Endpoint: POST /api/orders
Authentication: Bearer token required
Request:
  {
    "items": [{"sku": string, "quantity": number}],
    "shipping_address": {...}
  }
Response 200:
  {
    "order_id": string,
    "total": number,
    "estimated_delivery": ISO8601 date
  }
Response 400: Invalid SKU or quantity
Response 401: Missing or invalid token

For APIs you consume:

  • Document expected response format
  • Define error handling (what if it’s down?)
  • Specify rate limits and how you’ll handle them
  • Define data mapping (their field names to yours)
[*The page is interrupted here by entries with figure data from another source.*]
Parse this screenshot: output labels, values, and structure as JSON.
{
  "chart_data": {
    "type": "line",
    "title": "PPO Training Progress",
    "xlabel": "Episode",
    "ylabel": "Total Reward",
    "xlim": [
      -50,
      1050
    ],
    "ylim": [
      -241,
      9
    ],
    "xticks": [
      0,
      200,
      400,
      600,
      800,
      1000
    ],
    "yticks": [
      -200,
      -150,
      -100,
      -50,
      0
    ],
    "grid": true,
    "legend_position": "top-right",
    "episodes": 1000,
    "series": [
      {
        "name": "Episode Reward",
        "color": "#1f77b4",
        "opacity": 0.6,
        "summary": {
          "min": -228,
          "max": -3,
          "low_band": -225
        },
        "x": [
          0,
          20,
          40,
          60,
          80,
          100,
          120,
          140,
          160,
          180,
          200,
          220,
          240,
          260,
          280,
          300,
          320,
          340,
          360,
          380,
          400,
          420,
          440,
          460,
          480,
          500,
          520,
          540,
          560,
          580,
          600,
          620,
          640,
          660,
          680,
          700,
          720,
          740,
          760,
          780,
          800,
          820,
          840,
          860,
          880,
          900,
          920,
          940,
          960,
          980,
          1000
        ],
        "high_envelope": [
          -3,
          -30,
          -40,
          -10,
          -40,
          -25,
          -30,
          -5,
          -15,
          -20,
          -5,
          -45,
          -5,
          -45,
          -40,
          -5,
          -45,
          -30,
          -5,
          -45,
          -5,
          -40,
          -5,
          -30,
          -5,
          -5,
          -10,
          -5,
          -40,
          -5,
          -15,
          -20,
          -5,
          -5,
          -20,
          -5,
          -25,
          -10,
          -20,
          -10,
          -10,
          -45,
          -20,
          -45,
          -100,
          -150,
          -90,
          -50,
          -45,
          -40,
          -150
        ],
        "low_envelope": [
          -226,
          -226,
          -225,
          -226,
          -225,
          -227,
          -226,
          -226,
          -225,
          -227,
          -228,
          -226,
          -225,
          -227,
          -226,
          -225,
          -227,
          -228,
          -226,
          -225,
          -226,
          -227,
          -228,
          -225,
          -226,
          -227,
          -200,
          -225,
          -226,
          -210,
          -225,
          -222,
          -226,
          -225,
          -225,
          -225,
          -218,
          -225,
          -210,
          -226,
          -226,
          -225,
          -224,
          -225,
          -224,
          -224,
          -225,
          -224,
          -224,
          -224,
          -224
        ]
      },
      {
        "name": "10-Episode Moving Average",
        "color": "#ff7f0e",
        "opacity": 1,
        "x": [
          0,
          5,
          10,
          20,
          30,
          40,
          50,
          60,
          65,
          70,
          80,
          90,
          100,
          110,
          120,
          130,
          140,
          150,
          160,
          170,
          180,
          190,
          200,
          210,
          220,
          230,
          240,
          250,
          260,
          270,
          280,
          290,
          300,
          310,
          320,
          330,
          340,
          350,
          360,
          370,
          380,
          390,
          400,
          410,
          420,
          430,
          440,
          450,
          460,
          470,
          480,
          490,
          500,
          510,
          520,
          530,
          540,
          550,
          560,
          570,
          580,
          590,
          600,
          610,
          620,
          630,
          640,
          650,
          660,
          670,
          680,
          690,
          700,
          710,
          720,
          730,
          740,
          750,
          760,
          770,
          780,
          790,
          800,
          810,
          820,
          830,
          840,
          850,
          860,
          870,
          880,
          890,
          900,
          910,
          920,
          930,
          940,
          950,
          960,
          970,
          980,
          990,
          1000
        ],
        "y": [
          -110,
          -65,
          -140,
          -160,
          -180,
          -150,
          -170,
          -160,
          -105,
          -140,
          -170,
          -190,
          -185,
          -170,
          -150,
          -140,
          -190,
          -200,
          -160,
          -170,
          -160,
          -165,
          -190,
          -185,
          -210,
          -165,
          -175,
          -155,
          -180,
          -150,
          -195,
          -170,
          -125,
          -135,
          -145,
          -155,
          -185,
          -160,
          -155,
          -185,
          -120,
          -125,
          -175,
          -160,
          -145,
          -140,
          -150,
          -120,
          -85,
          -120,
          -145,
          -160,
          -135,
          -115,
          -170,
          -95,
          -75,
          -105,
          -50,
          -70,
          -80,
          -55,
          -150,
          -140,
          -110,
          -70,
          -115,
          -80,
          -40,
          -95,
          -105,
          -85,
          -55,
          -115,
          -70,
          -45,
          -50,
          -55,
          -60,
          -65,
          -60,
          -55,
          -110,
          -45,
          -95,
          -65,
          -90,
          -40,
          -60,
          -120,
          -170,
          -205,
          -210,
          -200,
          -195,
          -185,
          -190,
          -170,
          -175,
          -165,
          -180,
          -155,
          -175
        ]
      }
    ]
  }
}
Data Retention and Deletion Requirements

How long do you keep data? When do you delete it?

Legal requirements:

  • “Transaction records retained for 7 years per tax law”
  • “Marketing emails: delete user data within 30 days of unsubscribe per GDPR”

Business requirements:

  • “User activity logs retained for 90 days for analytics”
  • “Deleted user accounts: hard delete all PII after 30-day recovery period”

Technical requirements:

  • “Failed job logs purged after 14 days to manage disk space”
  • “Soft delete: mark as deleted, hard delete after 90 days”

Missing deletion requirements leads to databases growing forever and GDPR violations.

Common Pitfall: Only Capturing Functional Requirements

Projects fail when they meet functional requirements but miss non-functional ones:

  • Built all features but system is too slow
  • Works perfectly but crashes under load
  • Functional but violates accessibility requirements
  • Complete but can’t pass security audit

Spend at least as much time on non-functional requirements as functional.

Prioritization Framework (MoSCoW: Must/Should/Could/Won’t)

Not all requirements are equally important. Categorize them:

Must have: System is useless without these

  • “User authentication”
  • “Core checkout flow”
  • “Data encrypted in transit”

Should have: Important but system could launch without them

  • “Password strength meter”
  • “Order history export”
  • “Email notifications”

Could have: Nice to have if time/budget allows

  • “Dark mode”
  • “Advanced search filters”
  • “Social sharing”

Won’t have: Explicitly out of scope (prevents scope creep)

  • “Mobile app (phase 2)”
  • “Real-time chat (not needed for MVP)”
  • “AI recommendations (future consideration)”

This helps make trade-off decisions: “We’re running behind. Drop the Could haves, deliver all Must haves and most Should haves.”